Let $f_n\to f$ uniformly as $n\to\infty$ and $f$ bounded. Show that $f_n$ is uniformly bounded.
This statement is clearly false. But, to provide a counter example to this statement, I passed by a quite strange way using contraposition (because didn't find a counter example for the original statement 🙁 ).
By contraposition, if $f_n\to f$ uniformly as $n\to\infty$ and $f$ bounded $\implies$ $f_n$ is uniformly bounded, then the following must be true as well: not ($f_n$ is uniformly bounded)$\implies$ not$(f_n\to f$ uniformly as $n\to\infty$ and $f$ bounded) or equivalently :
If $f_n$ is not uniformly bounded, then $f_n\to f$ pointwise as $n\to\infty$ or $f$ unbounded.
My question is the following: If I give a counter example to the contraposition statement, does it show as well that the original statement can't hold as well?
If yes, I have the following counter example to the contraposition statement:
Let $f_n(x)=\frac{x}{n}$. Clearly $f_n(x)$ is not uniformly bounded and $f_n\to 0$ pointwise. But, $f$ is bounded. So the contraposition statement is false and the original statement as well.
Best Answer
The contraposition would be, in this case: if $(f_n)_{n\in\Bbb N}$ is not uniformly bounded, then either $(f_n)_{n\in\Bbb N}$ does not converges uniformly to $f$ or $f$ is unbounded.
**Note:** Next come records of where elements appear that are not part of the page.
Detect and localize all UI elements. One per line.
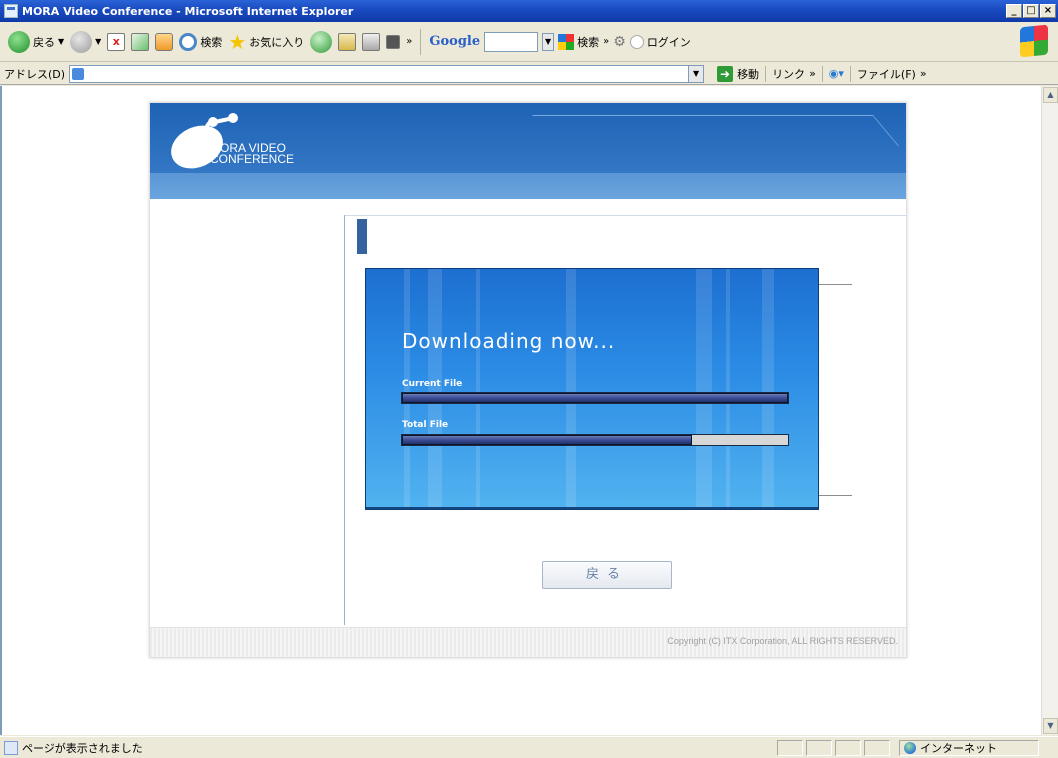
home-icon[interactable] [155,32,174,51]
current-file-label: Current File [402,379,463,389]
address-separator [821,65,823,82]
conference-page: MORA VIDEO CONFERENCE Downloading now...… [149,102,907,658]
current-file-progress-fill [402,393,788,403]
logo-line2: CONFERENCE [210,152,295,166]
edit-icon[interactable] [386,34,401,49]
settings-wrench-icon[interactable]: ⚙ [613,34,626,50]
window-title: MORA Video Conference - Microsoft Intern… [22,4,354,18]
address-input[interactable]: ▼ [69,64,705,83]
browser-viewport: MORA VIDEO CONFERENCE Downloading now...… [0,86,1041,735]
status-panel [835,739,861,756]
content-top-rule [345,215,906,216]
minimize-button[interactable]: _ [1006,4,1022,18]
panel-side-rule [819,495,852,496]
mail-icon[interactable] [338,32,357,51]
status-message: ページが表示されました [22,741,143,755]
links-button[interactable]: リンク [772,66,805,82]
total-file-progress-fill [402,435,692,445]
google-logo[interactable]: Google [429,34,480,49]
google-overflow-chevron[interactable]: » [603,36,609,47]
panel-side-rule [819,284,852,285]
address-label: アドレス(D) [4,67,66,81]
total-file-label: Total File [402,420,449,430]
login-button[interactable]: ログイン [629,34,691,50]
favorites-button[interactable]: ★ お気に入り [228,30,304,54]
go-button[interactable]: 移動 [737,66,759,82]
windows-logo-icon [1020,24,1048,58]
window-title-bar: MORA Video Conference - Microsoft Intern… [0,0,1058,22]
go-arrow-icon[interactable]: ➜ [717,65,734,82]
forward-arrow-icon [70,30,93,53]
google-search-input[interactable] [484,31,539,52]
favorites-button-label: お気に入り [249,35,305,49]
search-icon [179,32,198,51]
address-bar: アドレス(D) ▼ ➜ 移動 リンク » ◉▾ ファイル(F) » [0,63,1058,85]
header-strip [150,173,906,199]
window-controls: _ □ × [1006,4,1056,18]
browser-toolbar: 戻る ▼ ▼ x 検索 ★ お気に入り » Google ▼ 検索 » ⚙ ログ… [0,22,1058,62]
search-button[interactable]: 検索 [179,32,223,51]
search-button-label: 検索 [200,35,223,49]
status-bar: ページが表示されました インターネット [0,736,1058,758]
vertical-scrollbar[interactable]: ▲ ▼ [1041,86,1058,735]
page-header: MORA VIDEO CONFERENCE [150,103,906,199]
history-icon[interactable] [310,30,333,53]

Your counter-exampl is not a counter-example to this statement.
That example at the end of your post is not an example, since the convergence is not uniform. (I am assuming that this is a sequence of functions with domain $\Bbb R$. If you meant something else, please say so.)
A counter example (again, with domain $\Bbb R$) would be$$f_n(x)=\begin{cases}x&\text{ if }n=1\\0&\text{ otherwise.}\end{cases}$$The sequence $(f_n)_{n\in\Bbb N}$ converges uniformly to the null function (which is bounded), but it is not uniformly bounded.
Note that if a sequence $(f_n)_{n\in\Bbb N}$ of functions converges uniformly to a bounded function, then, for some $N\in\Bbb N$, $(f_n)_{n\geqslant N}$ is uniformly bounded.